I see two poliss walk across the floor. Pushed ahead of them with his hands tied is Lucien. A trail of blood from a deep cut on his temple follows the line of his face. I hear a noise leave my mouth. Behind the poliss, a tall man with a hunched back. Next to him stands Sonja.
Lucien is pushed toward the front of the table, directly opposite the magister musicae. Two blind faces stare at each other across the plane of wood. The hall is silent.
‘Who is this boy?’ asks the magister.
The hunched man leaves Sonja and walks forward to stand at the table.
‘This is my son, Lucien, your honour. I should say, he used to be my son. As you know, I believed he died of riverfever at the age of fifteen, before his ordination. I learn now that my wife smuggled him out of the Citadel and he has been living in London since. He tried to use my daughter, Sonja, his sister, to gain access to the instrument. He has brought shame on our family and on the Orkestrum. It would have been better if he had died as we thought.’
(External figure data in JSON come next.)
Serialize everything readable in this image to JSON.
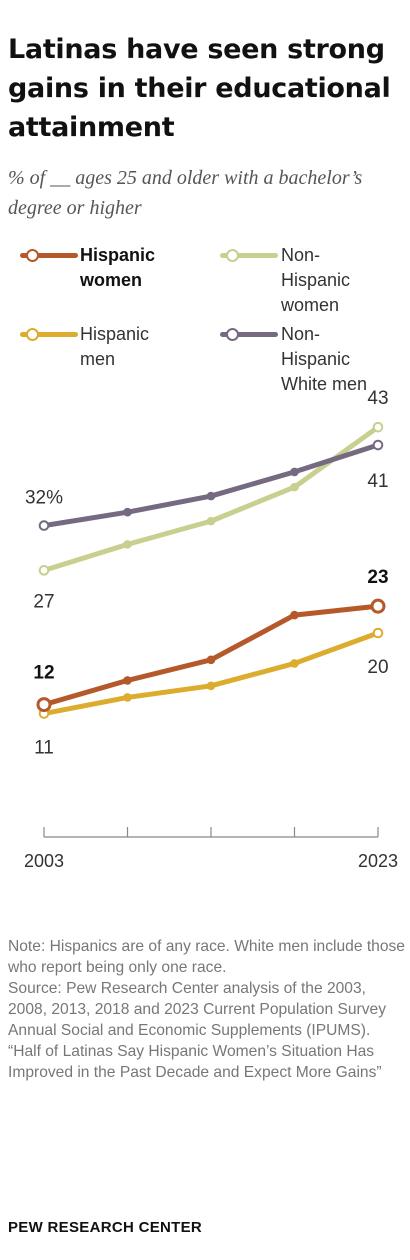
{
  "title": "Latinas have seen strong gains in their educational attainment",
  "subtitle": "% of __ ages 25 and older with a bachelor’s degree or higher",
  "chart_data": {
    "type": "line",
    "x": [
      2003,
      2008,
      2013,
      2018,
      2023
    ],
    "x_tick_labels": [
      "2003",
      "2023"
    ],
    "ylim": [
      0,
      45
    ],
    "grid": false,
    "legend": "top",
    "series": [
      {
        "name": "Hispanic women",
        "label_lines": [
          "Hispanic",
          "women"
        ],
        "values": [
          12,
          14.7,
          17,
          22,
          23
        ],
        "color": "#b5592a",
        "bold": true,
        "start_label": "12",
        "end_label": "23"
      },
      {
        "name": "Non-Hispanic women",
        "label_lines": [
          "Non-",
          "Hispanic",
          "women"
        ],
        "values": [
          27,
          29.9,
          32.5,
          36.3,
          43
        ],
        "color": "#c8cf8f",
        "bold": false,
        "start_label": "27",
        "end_label": "43"
      },
      {
        "name": "Hispanic men",
        "label_lines": [
          "Hispanic",
          "men"
        ],
        "values": [
          11,
          12.8,
          14.1,
          16.6,
          20
        ],
        "color": "#dbac2e",
        "bold": false,
        "start_label": "11",
        "end_label": "20"
      },
      {
        "name": "Non-Hispanic White men",
        "label_lines": [
          "Non-",
          "Hispanic",
          "White men"
        ],
        "values": [
          32,
          33.5,
          35.3,
          38,
          41
        ],
        "color": "#756a80",
        "bold": false,
        "start_label": "32%",
        "end_label": "41"
      }
    ]
  },
  "notes": [
    "Note: Hispanics are of any race. White men include those who report being only one race.",
    "Source: Pew Research Center analysis of the 2003, 2008, 2013, 2018 and 2023 Current Population Survey Annual Social and Economic Supplements (IPUMS).",
    "“Half of Latinas Say Hispanic Women’s Situation Has Improved in the Past Decade and Expect More Gains”"
  ],
  "footer": "PEW RESEARCH CENTER"
}
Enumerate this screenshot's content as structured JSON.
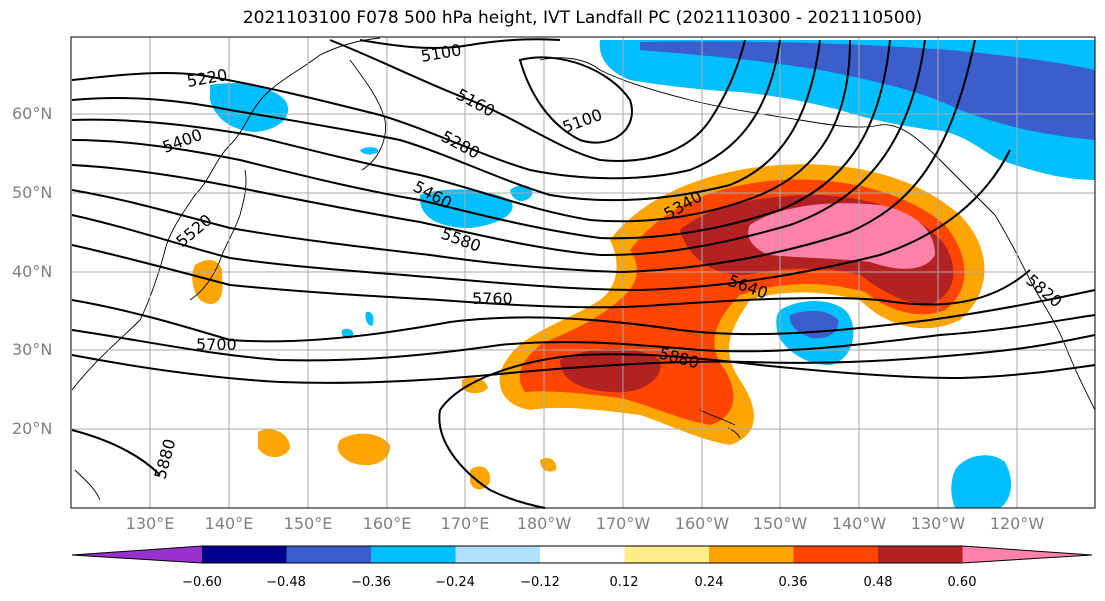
{
  "title": "2021103100 F078 500 hPa height, IVT Landfall PC (2021110300 - 2021110500)",
  "lat_labels": [
    "60°N",
    "50°N",
    "40°N",
    "30°N",
    "20°N"
  ],
  "lon_labels": [
    "130°E",
    "140°E",
    "150°E",
    "160°E",
    "170°E",
    "180°W",
    "170°W",
    "160°W",
    "150°W",
    "140°W",
    "130°W",
    "120°W"
  ],
  "contour_labels": [
    "5100",
    "5100",
    "5160",
    "5220",
    "5280",
    "5340",
    "5400",
    "5460",
    "5520",
    "5580",
    "5640",
    "5700",
    "5760",
    "5820",
    "5880",
    "5880"
  ],
  "colorbar": {
    "tick_labels": [
      "−0.60",
      "−0.48",
      "−0.36",
      "−0.24",
      "−0.12",
      "0.12",
      "0.24",
      "0.36",
      "0.48",
      "0.60"
    ],
    "colors": [
      "#9932cc",
      "#00008b",
      "#3a5fcd",
      "#00bfff",
      "#b0e2ff",
      "#ffffff",
      "#ffec8b",
      "#ffa500",
      "#ff4500",
      "#b22222",
      "#ff82ab"
    ]
  },
  "colors": {
    "land_outline": "#000000",
    "grid": "#a9a9a9",
    "contour": "#000000"
  }
}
Lucien draws himself up slightly. He starts to say something.
‘You will not speak,’ says the magister musicae. ‘You have not been ordained and so have no right to utterance here in this hall.’ He turns back to Lucien’s father.
‘Your wife was Frieda, I think. She was from outside the walls?’
‘Yes, Your Honour. But she had embraced our ways. I had no indication that she was not loyal to the Order.’
‘Your ignorance is hardly an excuse and does little to recommend you.’
‘I am sorry, Your Honour.’
The magister musicae turns to face Lucien directly.
‘Due to your actions today, the Carillon is late. For the first time since Allbreaking, Matins will take place after sunrise. It is the only distinction you appear to have achieved in your short life. And a pointless one, as it will make no difference either in the Citadel or to the people in the cities. Chimes is always coming and always here.
‘I remember you. A gifted boy. You still bear the mark of your birth, I hear. Your talent was fine. You had the skill to rise high, to gain the immortality that only music can bestow.’ He stops speaking, closes his eyes. ‘I cannot tell you how many times I have seen the same error. They mistake the individual hungers and desires, the wants and needs of the solo player, as a source of meaning. Think they can live for themselves and for the pleasure of others. Yet there is no truth in that; there is no way forward. Where did the cult of personality take our predecessors? Into a mired, frantic world without foothold of truth or understanding.
‘You may look at our decisions here, but you are not adequate to understand them. You will never grasp the principle of hierarchy, the sacrifice of the individual for the greater good. We have opened the people to the possibility of a higher, an enduring, beauty. We have shown them that perfection is within their reach.
‘Some might say it has been punishment enough for you to leave the Citadel, to witness and partake of the corruption of city life, to lose your education, your skill, your chance to pursue the high and only ideals. But to my mind it is not enough.’